As marines rolled out of the town in tanks and trucks, Major General Jassem Mohammed Salah was met by a cheering and flag-waving crowd.

Think of how jubilant the Iraqis will be on the day that we leave Baghdad. Maybe we'll finally get those flowers and candies Rumsfeld and Wolfowitz kept talking about in the runup to war - not as a liberator's greeting, but a going-away present! Already the polls are against us. A recent survey of Iraq suggested that the majority now want us out, a significant change from just a few months before. In all truth the best thing we could do would be to leave, which is of course why it'll never happen. Already the political discourse between Republicans and Democrats is not over whether we should stay or go, but how best to "win", as if it were possible to redeem a bullshit war fought for the sake of lies. It's not. And by trying to stake out a watered-down plan for staying the course, the Dems are falling once again into the "me, too" trap that will doom them to defeat this November.
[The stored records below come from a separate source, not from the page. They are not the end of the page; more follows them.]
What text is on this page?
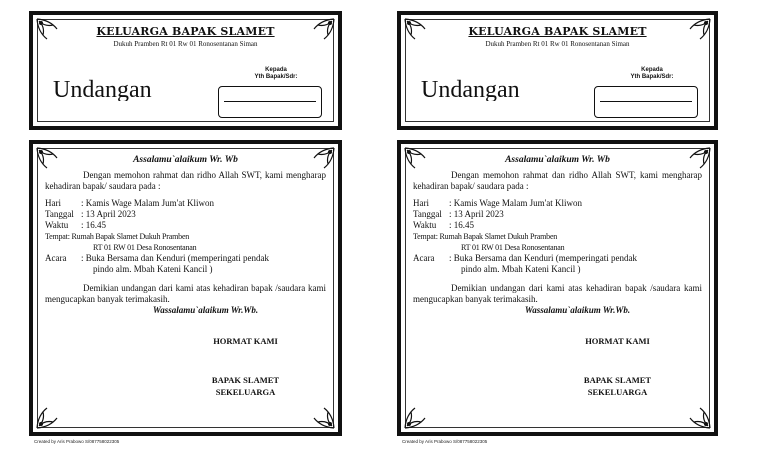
KELUARGA BAPAK SLAMET
Dukuh Pramben Rt 01 Rw 01 Ronosentanan Siman
Undangan
Kepada
Yth Bapak/Sdr:
Assalamu`alaikum Wr. Wb
Dengan memohon rahmat dan ridho Allah SWT, kami mengharap kehadiran bapak/ saudara pada :
Hari	: Kamis Wage Malam Jum'at Kliwon
Tanggal : 13 April 2023
Waktu	: 16.45
Tempat : Rumah Bapak Slamet Dukuh Pramben
RT 01 RW 01 Desa Ronosentanan
Acara	: Buka Bersama dan Kenduri (memperingati pendak
pindo alm. Mbah Kateni Kancil )
Demikian undangan dari kami atas kehadiran bapak /saudara kami mengucapkan banyak terimakasih.
Wassalamu`alaikum Wr.Wb.
HORMAT KAMI
BAPAK SLAMET
SEKELUARGA
Created by Aris Prabowo S/087758022305
KELUARGA BAPAK SLAMET
Dukuh Pramben Rt 01 Rw 01 Ronosentanan Siman
Undangan
Kepada
Yth Bapak/Sdr:
Assalamu`alaikum Wr. Wb
Dengan memohon rahmat dan ridho Allah SWT, kami mengharap kehadiran bapak/ saudara pada :
Hari	: Kamis Wage Malam Jum'at Kliwon
Tanggal : 13 April 2023
Waktu	: 16.45
Tempat : Rumah Bapak Slamet Dukuh Pramben
RT 01 RW 01 Desa Ronosentanan
Acara	: Buka Bersama dan Kenduri (memperingati pendak
pindo alm. Mbah Kateni Kancil )
Demikian undangan dari kami atas kehadiran bapak /saudara kami mengucapkan banyak terimakasih.
Wassalamu`alaikum Wr.Wb.
HORMAT KAMI
BAPAK SLAMET
SEKELUARGA
Created by Aris Prabowo S/087758022305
Now is not the time to say that you're for everything your opponent is, because all things being equal, the Average Joe is going to stick with the asshat he knows, especially in a time of crisis. And who can blame him? The state of the nation is bad enough as it is, without turning the reins of power over to someone who doesn't have the political courage to articulate a radically different vision for the country and stick to it. The war was a bad idea. Why is this so hard for Kerry to say? Elect me and we're bringing your sons and daughters home. Why couldn't this work as an electoral strategy in America? It worked for Spanish Prime Minister Zapatero! The United States needs a clear alternative right now, not just a back-seat driver but an entirely new car. Kerry needs to realize this, ignore his handlers, and tap back into that primal rage he was channelling during the primary season (thanks to Howard Dean), or else we're all sunk.

Or better yet - can we have Dean back instead? Win or lose, with Howard Dean it would at least feel like a fight!